Début février, le ministère du Travail, de l’emploi et de l’insertion a publié cinq pages d’infographie présentant les chiffres de l’apprentissage en 2020. Ces infographies (évolution du nombre de contrats, répartition par région, niveaux de qualification, secteurs économiques et engagement des différentes entreprises en fonction de leur taille) expriment le nombre de contrats exécutés en 2020 dans le secteur privé. Elles se fondent sur des chiffres arrêtés au 31 décembre 2020, issus d’une remontée déclarative des opérateurs de compétences (OPCO) de janvier 2021.

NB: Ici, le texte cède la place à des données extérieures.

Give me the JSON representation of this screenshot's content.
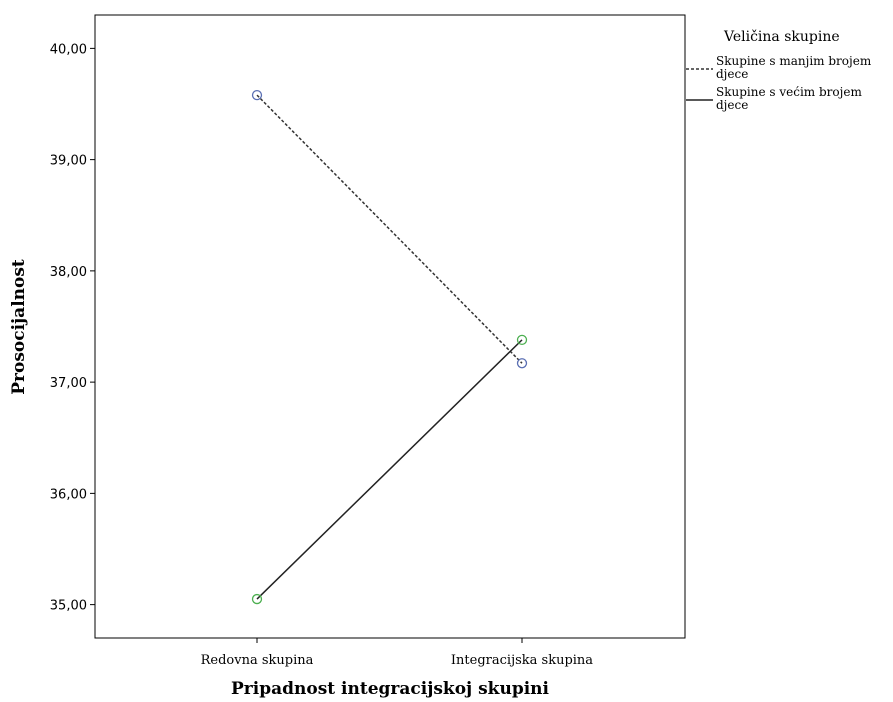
{
  "chart_data": {
    "type": "line",
    "categories": [
      "Redovna skupina",
      "Integracijska skupina"
    ],
    "xlabel": "Pripadnost integracijskoj skupini",
    "ylabel": "Prosocijalnost",
    "ylim": [
      34.7,
      40.3
    ],
    "yticks": [
      "35,00",
      "36,00",
      "37,00",
      "38,00",
      "39,00",
      "40,00"
    ],
    "ytick_values": [
      35,
      36,
      37,
      38,
      39,
      40
    ],
    "grid": false,
    "legend": {
      "title": "Veličina skupine",
      "placement": "top-right-outside"
    },
    "series": [
      {
        "name_lines": [
          "Skupine s manjim brojem",
          "djece"
        ],
        "values": [
          39.58,
          37.17
        ],
        "line_style": "dashed",
        "line_color": "#333333",
        "marker_color": "#5a6fb3"
      },
      {
        "name_lines": [
          "Skupine s većim brojem",
          "djece"
        ],
        "values": [
          35.05,
          37.38
        ],
        "line_style": "solid",
        "line_color": "#222222",
        "marker_color": "#4caf50"
      }
    ]
  }
}
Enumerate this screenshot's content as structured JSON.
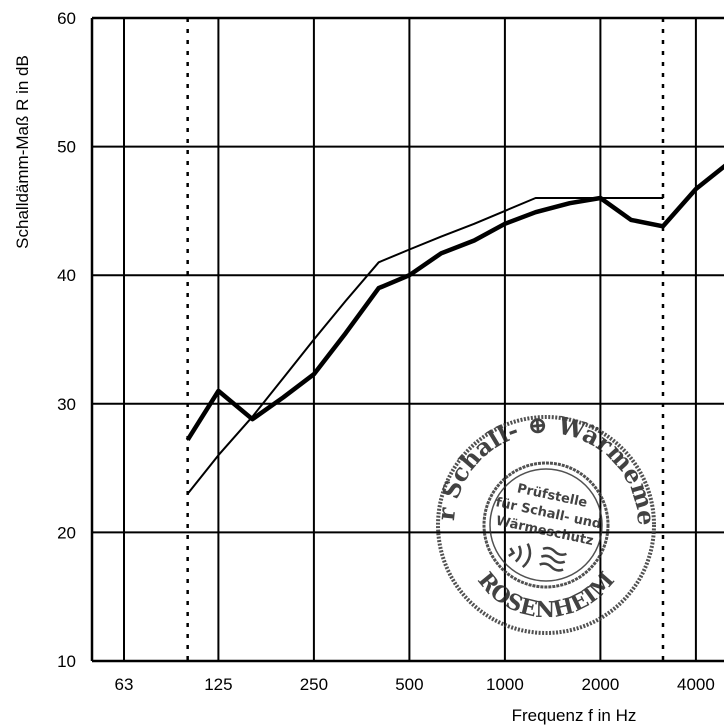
{
  "chart_data": {
    "type": "line",
    "xlabel": "Frequenz f in Hz",
    "ylabel": "Schalldämm-Maß R in dB",
    "ylim": [
      10,
      60
    ],
    "x_tick_labels": [
      "63",
      "125",
      "250",
      "500",
      "1000",
      "2000",
      "4000"
    ],
    "y_tick_labels": [
      "10",
      "20",
      "30",
      "40",
      "50",
      "60"
    ],
    "x_scale": "log (third-octave bands)",
    "grid": true,
    "series": [
      {
        "style": "bold",
        "x": [
          100,
          125,
          160,
          200,
          250,
          315,
          400,
          500,
          630,
          800,
          1000,
          1250,
          1600,
          2000,
          2500,
          3150,
          4000,
          5000
        ],
        "y": [
          27.2,
          31.0,
          28.8,
          30.5,
          32.3,
          35.5,
          39.0,
          40.0,
          41.7,
          42.7,
          44.0,
          44.9,
          45.6,
          46.0,
          44.3,
          43.8,
          46.7,
          48.6
        ]
      },
      {
        "style": "thin",
        "x": [
          100,
          125,
          160,
          200,
          250,
          315,
          400,
          500,
          630,
          800,
          1000,
          1250,
          1600,
          2000,
          2500,
          3150
        ],
        "y": [
          23,
          26,
          29,
          32,
          35,
          38,
          41,
          42,
          43,
          44,
          45,
          46,
          46,
          46,
          46,
          46
        ]
      }
    ],
    "band_limits_dotted": [
      100,
      3150
    ]
  },
  "stamp": {
    "outer_text": "LABOR für Schall- ⊕ Wärmemesstechnik",
    "city": "ROSENHEIM",
    "inner_lines": [
      "Prüfstelle",
      "für Schall- und",
      "Wärmeschutz"
    ]
  }
}
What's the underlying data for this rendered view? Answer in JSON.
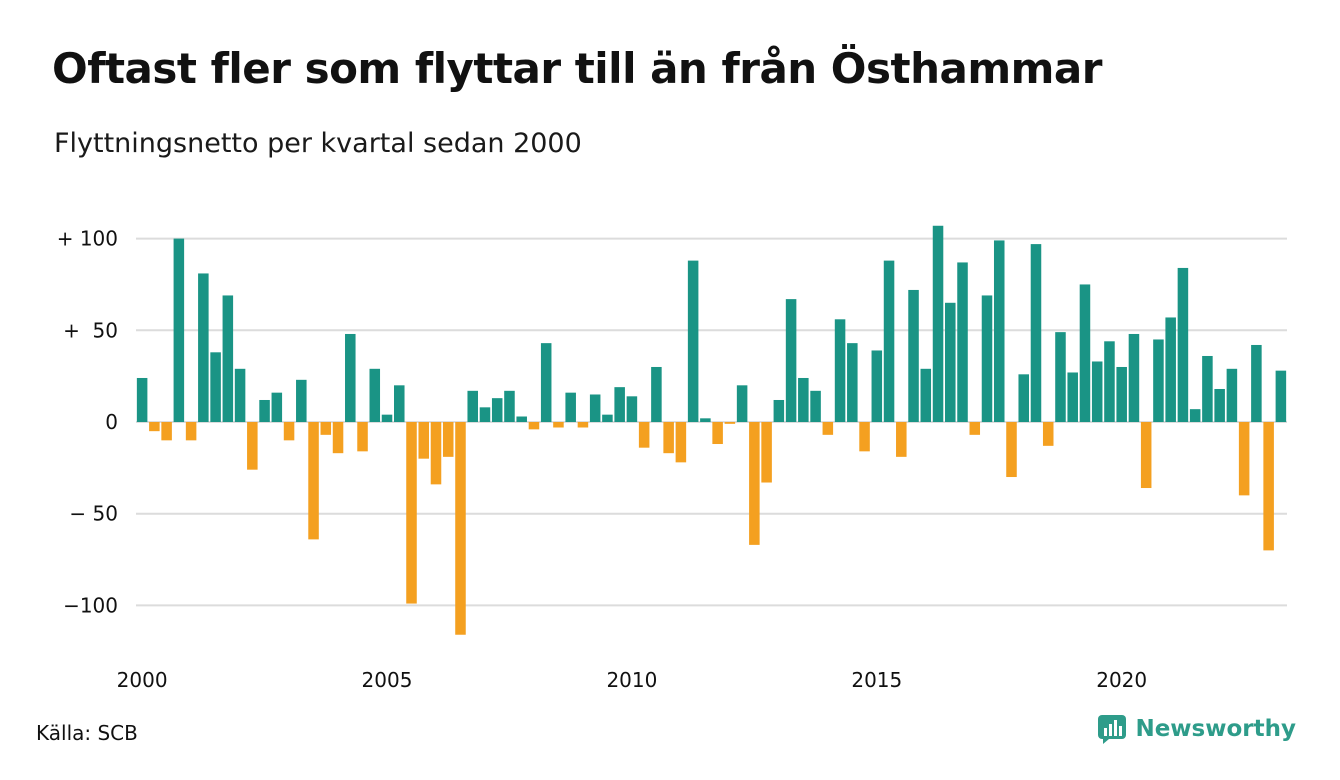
{
  "title": "Oftast fler som flyttar till än från Östhammar",
  "subtitle": "Flyttningsnetto per kvartal sedan 2000",
  "source": "Källa: SCB",
  "brand": "Newsworthy",
  "colors": {
    "positive": "#1a9485",
    "negative": "#f4a020",
    "grid": "#dcdcdc",
    "brand": "#2e9c8a"
  },
  "chart_data": {
    "type": "bar",
    "title": "Oftast fler som flyttar till än från Östhammar",
    "subtitle": "Flyttningsnetto per kvartal sedan 2000",
    "x_start": "2000 Q1",
    "x_step": "quarter",
    "ylim": [
      -120,
      110
    ],
    "yticks": [
      100,
      50,
      0,
      -50,
      -100
    ],
    "ytick_labels": [
      "+ 100",
      "+  50",
      "0",
      "− 50",
      "−100"
    ],
    "xticks": [
      2000,
      2005,
      2010,
      2015,
      2020
    ],
    "xtick_labels": [
      "2000",
      "2005",
      "2010",
      "2015",
      "2020"
    ],
    "grid": true,
    "values": [
      24,
      -5,
      -10,
      100,
      -10,
      81,
      38,
      69,
      29,
      -26,
      12,
      16,
      -10,
      23,
      -64,
      -7,
      -17,
      48,
      -16,
      29,
      4,
      20,
      -99,
      -20,
      -34,
      -19,
      -116,
      17,
      8,
      13,
      17,
      3,
      -4,
      43,
      -3,
      16,
      -3,
      15,
      4,
      19,
      14,
      -14,
      30,
      -17,
      -22,
      88,
      2,
      -12,
      -1,
      20,
      -67,
      -33,
      12,
      67,
      24,
      17,
      -7,
      56,
      43,
      -16,
      39,
      88,
      -19,
      72,
      29,
      107,
      65,
      87,
      -7,
      69,
      99,
      -30,
      26,
      97,
      -13,
      49,
      27,
      75,
      33,
      44,
      30,
      48,
      -36,
      45,
      57,
      84,
      7,
      36,
      18,
      29,
      -40,
      42,
      -70,
      28
    ]
  }
}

Les principales informations qui s’en dégagent

495 000 contrats ont été signés dans le secteur privé, contre 353 421 en 2019. Si l’on ajoute à ce chiffre les contrats signés dans le secteur public, la barre symbolique des 500 000 contrats est atteinte. Pour le ministère du Travail, cette forte croissance s’explique tant par les effets de la réforme de l’alternance de 2018 que par la mise en place des aides à l’embauche d’alternants dans le cadre du plan « un jeune, une solution ». Pour rappel, cette aide consiste en une prime aux entreprises d’un montant de 5 000 € pour l’embauche (jusqu’au 31 mars et reconduite jusqu’en fin d’année) d’un apprenti mineur ou de 8 000 € pour l’embauche d’un apprenti majeur.

La croissance de l’apprentissage s’est faite de manière homogène sur l’ensemble des territoires (hors territoires de Mayotte et de la Martinique, pour lesquels les données n’ont pas été communiquées). 108 055 contrats ont ainsi été conclus en Île‐de‐France, 59 749 sur la région Auvergne‐Rhône‐Alpes, 41 484 en Nouvelle Aquitaine, 35 036 dans les Hauts‐de‐France…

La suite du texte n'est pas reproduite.